The selective STING inhibitor H-151 preserves myocardial function and ameliorates cardiac fibrosis in murine myocardial infarction

During myocardial infarction (MI), the stimulation of the cGAS-STING-IRF3 pathway in infiltrated macrophages can induce the apoptosis of cardiomyocytes and the fibrosis of cardiac fibroblasts, while H-151 is reported as a selective STING inhibitor. We intended to use H-151 to alleviate MI injury.
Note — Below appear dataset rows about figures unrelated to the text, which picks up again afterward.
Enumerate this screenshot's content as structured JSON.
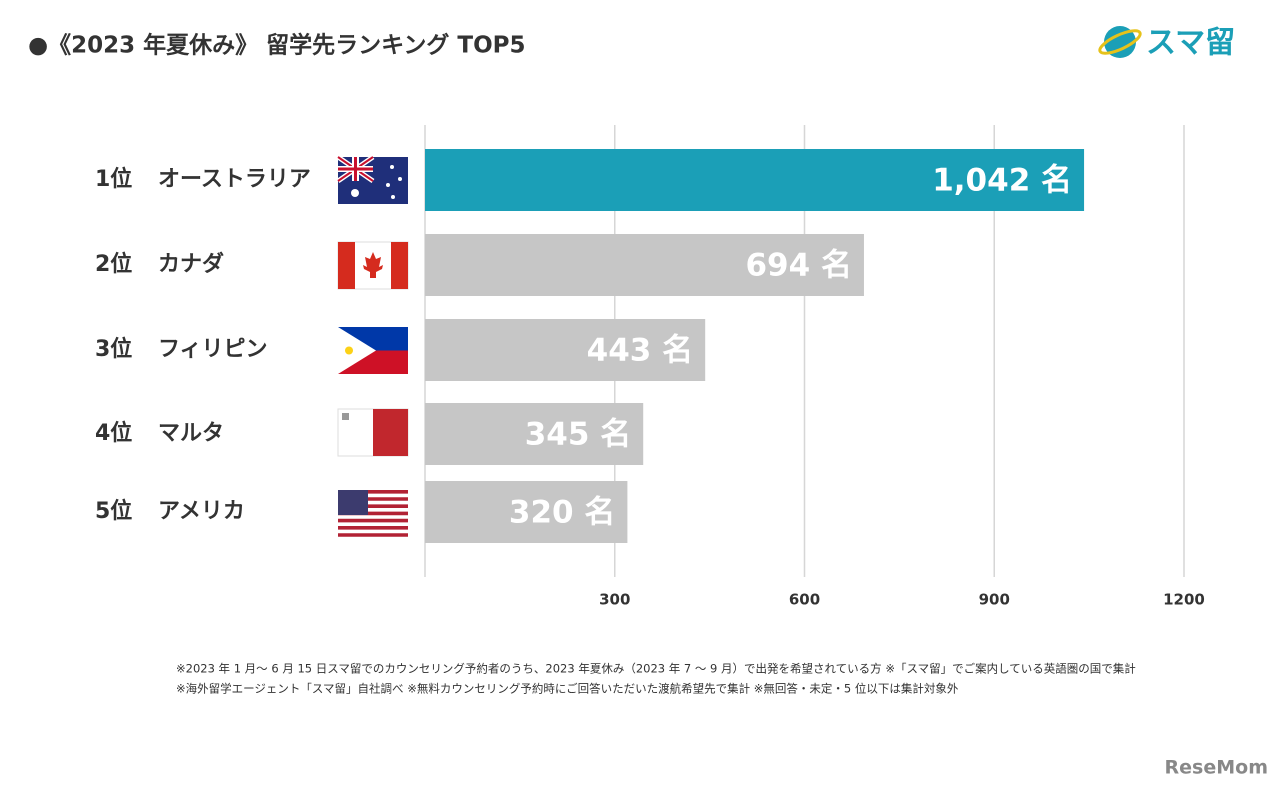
{
  "chart_data": {
    "type": "hbar",
    "title": "●《2023 年夏休み》 留学先ランキング TOP5",
    "ranks": [
      "1位",
      "2位",
      "3位",
      "4位",
      "5位"
    ],
    "categories": [
      "オーストラリア",
      "カナダ",
      "フィリピン",
      "マルタ",
      "アメリカ"
    ],
    "values": [
      1042,
      694,
      443,
      345,
      320
    ],
    "value_labels": [
      "1,042 名",
      "694 名",
      "443 名",
      "345 名",
      "320 名"
    ],
    "colors": [
      "#1b9fb7",
      "#c6c6c6",
      "#c6c6c6",
      "#c6c6c6",
      "#c6c6c6"
    ],
    "xlim": [
      0,
      1200
    ],
    "xticks": [
      300,
      600,
      900,
      1200
    ],
    "grid": true,
    "notes": [
      "※2023 年 1 月〜 6 月 15 日スマ留でのカウンセリング予約者のうち、2023 年夏休み（2023 年 7 〜 9 月）で出発を希望されている方 ※「スマ留」でご案内している英語圏の国で集計",
      "※海外留学エージェント「スマ留」自社調べ ※無料カウンセリング予約時にご回答いただいた渡航希望先で集計 ※無回答・未定・5 位以下は集計対象外"
    ],
    "logo": "スマ留",
    "watermark": "ReseMom"
  }
}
H-151, a selective inhibitor of the cGAS-STING-IRF3 pathway, can preserve myocardial function and alleviate cardiac fibrosis after MI by inhibiting the type I interferon response in infiltrated macrophages triggered by cardiac dsDNA which increase the apoptosis of adult cardiomyocytes and fibrosis of cardiac fibroblasts.
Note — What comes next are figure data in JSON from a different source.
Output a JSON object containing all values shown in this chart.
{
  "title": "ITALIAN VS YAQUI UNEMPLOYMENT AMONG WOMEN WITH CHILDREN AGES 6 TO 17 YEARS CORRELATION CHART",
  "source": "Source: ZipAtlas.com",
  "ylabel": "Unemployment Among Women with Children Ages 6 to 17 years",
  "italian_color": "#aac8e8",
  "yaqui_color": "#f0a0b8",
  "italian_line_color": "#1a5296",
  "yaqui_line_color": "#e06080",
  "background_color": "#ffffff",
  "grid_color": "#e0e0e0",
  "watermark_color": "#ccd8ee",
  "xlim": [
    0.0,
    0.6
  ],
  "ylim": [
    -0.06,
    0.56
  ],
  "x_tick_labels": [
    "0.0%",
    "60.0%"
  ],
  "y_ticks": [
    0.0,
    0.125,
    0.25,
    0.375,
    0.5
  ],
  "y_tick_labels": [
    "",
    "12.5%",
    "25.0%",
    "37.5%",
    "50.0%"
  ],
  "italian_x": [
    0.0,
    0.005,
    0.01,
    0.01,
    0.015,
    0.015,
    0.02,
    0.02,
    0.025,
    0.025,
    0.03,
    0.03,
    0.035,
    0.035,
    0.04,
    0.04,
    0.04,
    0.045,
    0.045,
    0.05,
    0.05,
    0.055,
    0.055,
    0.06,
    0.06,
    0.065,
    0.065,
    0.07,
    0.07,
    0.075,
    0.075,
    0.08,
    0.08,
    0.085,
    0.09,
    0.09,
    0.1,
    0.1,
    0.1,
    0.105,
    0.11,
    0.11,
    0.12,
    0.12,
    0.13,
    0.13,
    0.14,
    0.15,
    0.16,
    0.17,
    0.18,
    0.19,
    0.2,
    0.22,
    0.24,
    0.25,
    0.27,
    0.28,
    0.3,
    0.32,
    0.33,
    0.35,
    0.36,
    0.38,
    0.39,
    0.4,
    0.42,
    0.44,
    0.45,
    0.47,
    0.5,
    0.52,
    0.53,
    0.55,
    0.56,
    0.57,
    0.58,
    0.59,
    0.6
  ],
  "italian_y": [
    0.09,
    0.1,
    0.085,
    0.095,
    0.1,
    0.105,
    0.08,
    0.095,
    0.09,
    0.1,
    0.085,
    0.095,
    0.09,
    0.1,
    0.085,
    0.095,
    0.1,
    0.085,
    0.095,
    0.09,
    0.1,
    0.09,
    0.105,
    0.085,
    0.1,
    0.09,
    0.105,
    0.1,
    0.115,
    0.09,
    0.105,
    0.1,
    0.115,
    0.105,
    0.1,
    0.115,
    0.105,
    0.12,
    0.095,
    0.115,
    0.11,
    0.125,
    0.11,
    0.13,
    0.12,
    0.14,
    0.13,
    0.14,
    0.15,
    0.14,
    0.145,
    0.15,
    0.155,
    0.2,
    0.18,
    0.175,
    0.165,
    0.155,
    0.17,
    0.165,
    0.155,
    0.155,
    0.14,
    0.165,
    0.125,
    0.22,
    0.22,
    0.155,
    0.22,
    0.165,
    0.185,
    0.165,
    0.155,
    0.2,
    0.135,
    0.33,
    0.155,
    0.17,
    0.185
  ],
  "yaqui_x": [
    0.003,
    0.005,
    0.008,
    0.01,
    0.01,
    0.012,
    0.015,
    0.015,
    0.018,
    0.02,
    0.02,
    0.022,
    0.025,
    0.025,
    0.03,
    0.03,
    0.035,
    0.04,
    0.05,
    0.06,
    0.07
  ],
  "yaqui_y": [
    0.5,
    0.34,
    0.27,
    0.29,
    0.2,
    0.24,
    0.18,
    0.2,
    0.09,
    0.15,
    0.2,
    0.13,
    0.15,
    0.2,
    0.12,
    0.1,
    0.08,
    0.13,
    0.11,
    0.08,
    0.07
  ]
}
Male C57BL/6J mice were subjected to induce MI, while H-151 (750 nmol) were used for treatment. Myocardial function was assessed through echocardiology and cardiac fibrosis was evaluated by Masson's Trichrome-staining. The stimulation of the STING pathway and the aggravation of inflammation was assessed by levels of protein and mRNA. BMDMs were stimulated by dsDNA extracted from the murine heart, while H-151 was used as treatment. After co-culturing adult cardiomyocytes and cardiac fibroblasts with supernatant of BMDMs, the apoptosis of adult cardiomyocytes and the fibrosis of cardiac fibroblasts was assessed.
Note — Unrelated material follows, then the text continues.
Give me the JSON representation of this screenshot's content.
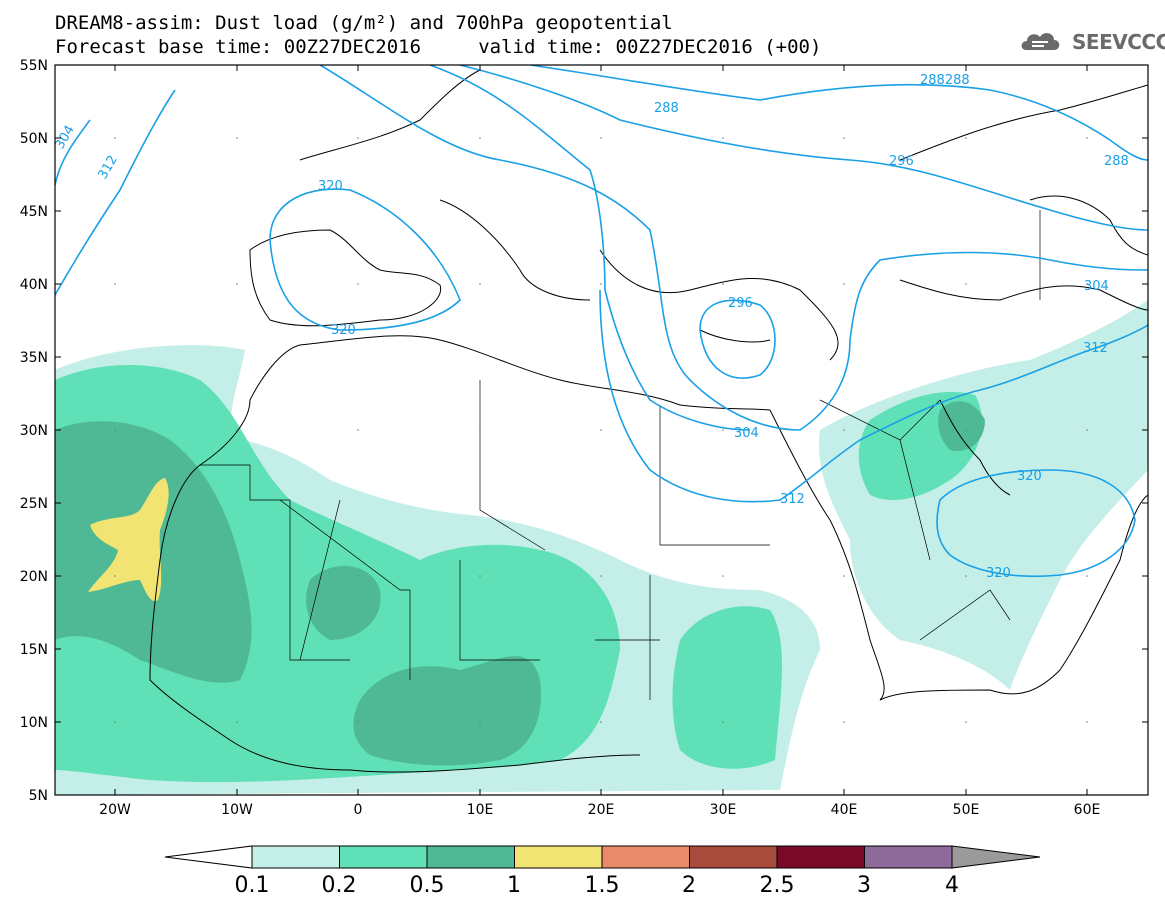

H-151 treatment showed significant function in preserving myocardial function and decreasing cardiac fibrosis 28 days after MI. H-151 treatment showed significant function in inhibiting the cGAS-STING-IRF3 pathway and inflammation, especially type I interferon response. H-151 could alleviate the type I interferon response in BMDMs elicited by cardiac dsDNA, and thus H-151 could attenuate the apoptosis of adult cardiomyocytes and fibrosis of cardiac fibroblasts after co-culturing them with the supernatant of BMDMs. Conclusions: H-151, a selective inhibitor of the cGAS-STING-IRF3 pathway, can preserve myocardial function and alleviate cardiac fibrosis after MI by inhibiting the type I interferon response in infiltrated macrophages triggered by cardiac dsDNA which increase the apoptosis of adult cardiomyocytes and fibrosis of cardiac fibroblasts.